Le creazioni si dislocano lungo duemila metri quadrati, in uno spazio ampio che accoglie, tra gli altri, il musicista e artista visivo, Igor Porte (Orléans, 1991) che realizza piccoli assemblaggi di oggetti ritrovati animandoli con semplici meccanismi o creando dinamiche installazioni dalle sonorità universali. Ouassila Arras (Juvisy-sur-Orge, 1993), ha ricoperto invece le zone di passaggio della biennale con magnifici tappeti – realizzati in vecchi laboratori femminili in Algeria oggi abbandonati – che ha in parte disfatto svelando la complessità del lavoro manuale per ispirare nuove visioni e storie.

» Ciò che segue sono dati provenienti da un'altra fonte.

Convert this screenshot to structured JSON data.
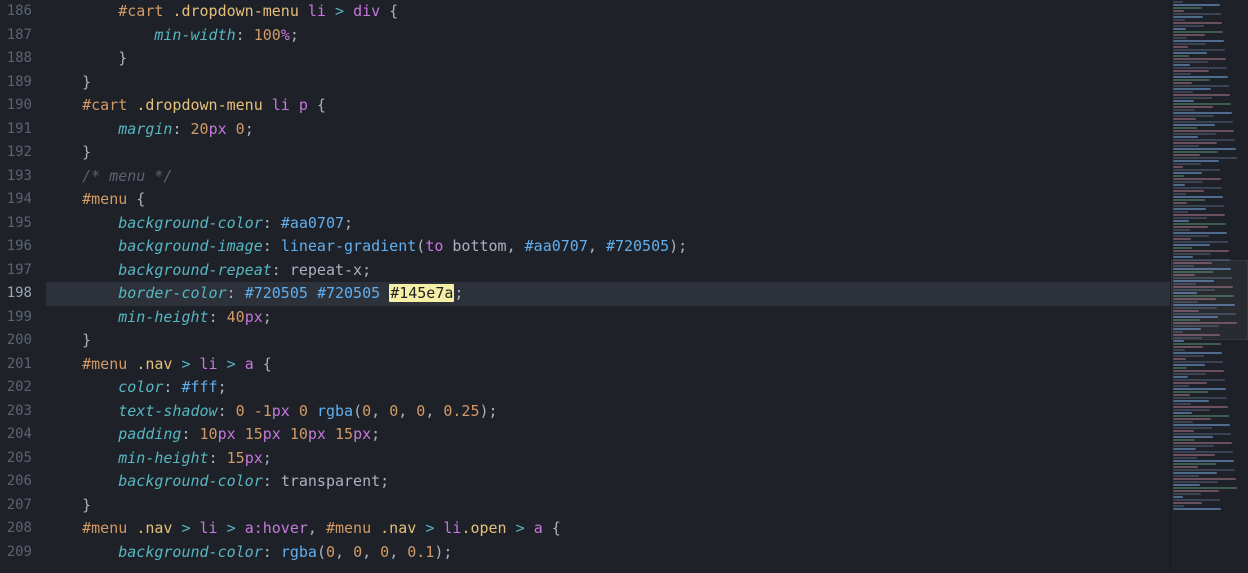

Ne abbiamo parlato con Catherine Millet, direttrice editoriale e fondatrice, con il gallerista parigino Daniel Templon, della rivista d’Arte Contemporanea franco-inglese artpress.
Come nasce questa Biennale?
La Biennale è nata da una discussione tra me, Claire Peillod, ex direttrice dell’ESADSE e Aurélie Voltz, direttrice del MAMC+, per dare visibilità e mezzi a giovani artisti diplomati di recente che vogliono entrare nella vita professionale.
La presenza di artisti francesi qui è molto forte. Giusto?
Lo scopo è quello di mostrare artisti provenienti dalle scuole francesi, ma troviamo anche statunitensi come Xxavier Edward Carter o giapponesi come Masahiro Suzuki e My-Lan Hoang-Thuy. Ciò vuol dire che la Francia sta forse diventando un paese di riferimento dei giovani artisti.
Il premio Marcel Duchamp ha lo stesso approccio, che è quello di promuovere la creazione francese. Lei è tra i fondatori, con Gilles Fuchs presidente dell’ADIAF, di questo riconoscimento ormai di rinomanza internazionale.
Il lavoro dell’ADIAF e di questa Biennale è quello di valorizzare la scena francese, dimostrando che non è composta unicamente da artisti francesi. Personalmente, posso oggi misurare i grandi progressi che l’insegnamento artistico ha fatto in Francia sia sul piano pedagogico che nella preparazione degli studenti alla loro attività professionale, che sono poi gli aspetti che apprezzo di più nelle scuole d’arte francesi.
In un suo recente articolo ha contrapposto la figura dell’artista ricercatore a quella dell’artista imprenditore. Insomma, cosa devono fare questi giovani una volta usciti dalle scuole?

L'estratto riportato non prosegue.